Indonesian officials downplayed the bulletins, which have become something of a tradition themselves since Christmas Eve bombings at churches across the world's most populous Muslim nation in 2000 killed 19 people.
The US embassy in Jakarta and Australia warned that the threat of an attack over the holiday season was "serious" and "credible" and that foreigners could be targeted, but did not say on what the alert was based on.
"The Australians and the Americans can say what they want, that is democracy," Indonesia's police spokesman Colonel I Ketut Untung Yoga Ana.
"But up until now we have not seen any frightening signs," he said.
Nevertheless, 18,000 officers had been deployed at churches in and around Jakarta and tens of thousands more will be on duty elsewhere in the sprawling nation, he said.
Bomb squad officers planned to search Jakarta's Dutch-era cathedral for bombs and Christmas Eve worshippers at major churches would be frisked before they entered, he said.
The US and Australia, have long been posting generic warnings that terrorists are plotting attacks in Indonesia, but they routinely issue fresh bulletins ahead of the holiday season.

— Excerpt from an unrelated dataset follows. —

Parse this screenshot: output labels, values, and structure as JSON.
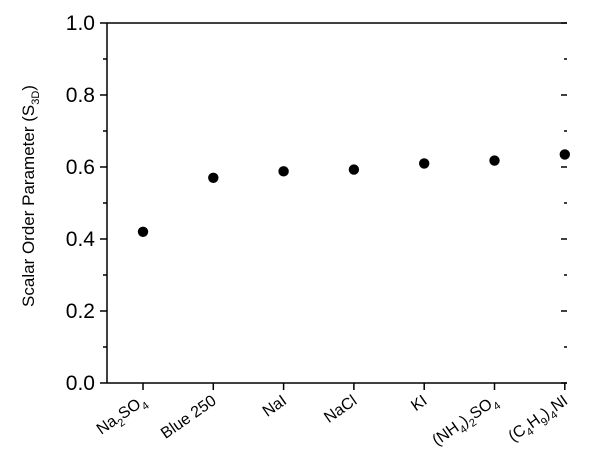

The warnings are not based on intelligence of a specific threat, but rather reflect a general belief that attacks by Muslim extremists are more likely to occur over Christmas.
Since the 2000 bombings, militants from the Jemaah Islamiyah terror group have staged four major attacks, the most deadly being the October 2002 nightclub bombings in Bali that killed 202 people, most of them foreign tourists. The last terrorist attack in Indonesia was more than 14 months ago.
Indonesian officials do not like the terror warnings, saying they hurt the country's economy by frightening tourists and are unfair given the global nature of the threat of terrorism.